Raffaele Colapinto, a local fisherman who was one the first on the scene, said: "We saw a sea of heads. We took as many as we could on board."
Visibly shaken survivors in thermal blankets -- many of them bare-chested -- were seen on the dock and being treated at the hospital where personnel said many had swallowed gasoline and sea water.
'A European tragedy'
The bodies were being taken to a hangar at the local airport because there was no more room in the morgue on the remote island, which has a population of around 6,000 people.
Italian Prime Minister Enrico Letta called the incident "an immense tragedy" and the government declared a national day of mourning on Friday and a minute of silence to be held in all schools.
Alfano called for more assistance from the European Union to deal with the sharp increase in refugee arrivals, calling it "a European tragedy".
Some 25,000 people have landed on Italian shores so far this year -- more than three times the number for the whole of 2012, although the figure for 2011 at the height of the Arab Spring revolts in north Africa was higher at around 50,000.
In the last major disaster in June 2011, between 200 and 270 immigrants fleeing Libya are believed to have died off the coast of Tunisia.
Many of the arrivals have been on Lampedusa, which is closer to Tunisia than to Sicily. Most of them have been Eritreans, Somalis and Syrians.
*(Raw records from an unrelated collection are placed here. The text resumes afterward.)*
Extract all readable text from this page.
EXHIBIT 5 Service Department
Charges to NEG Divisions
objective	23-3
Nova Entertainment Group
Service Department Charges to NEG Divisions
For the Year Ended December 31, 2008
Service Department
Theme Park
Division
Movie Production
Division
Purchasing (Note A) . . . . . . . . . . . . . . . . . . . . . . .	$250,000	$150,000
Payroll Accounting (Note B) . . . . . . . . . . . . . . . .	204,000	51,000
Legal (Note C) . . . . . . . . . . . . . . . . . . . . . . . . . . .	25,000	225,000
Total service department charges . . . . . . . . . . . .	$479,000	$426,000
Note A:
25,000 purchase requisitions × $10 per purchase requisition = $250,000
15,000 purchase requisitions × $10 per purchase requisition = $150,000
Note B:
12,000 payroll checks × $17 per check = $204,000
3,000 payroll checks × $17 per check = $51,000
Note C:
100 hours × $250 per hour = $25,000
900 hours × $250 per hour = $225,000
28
"We no longer have any space for the living or the dead," local mayor Giusi Nicolini said, explaining the cemetery and the refugee centre were full.
Letta "should come here and count the bodies", said the mayor, who often accuses the national government of failing to help the island.
The EU's Home Affairs Commissioner Cecilia Malmstroem called on EU countries to do more to take in refugees, which she said would help reduce the number of perilous Mediterranean crossings.
Pope Francis, who visited Lampedusa in July to plead for more attention to the plight of refugees, called the disaster "shameful" and called for action to prevent more deaths.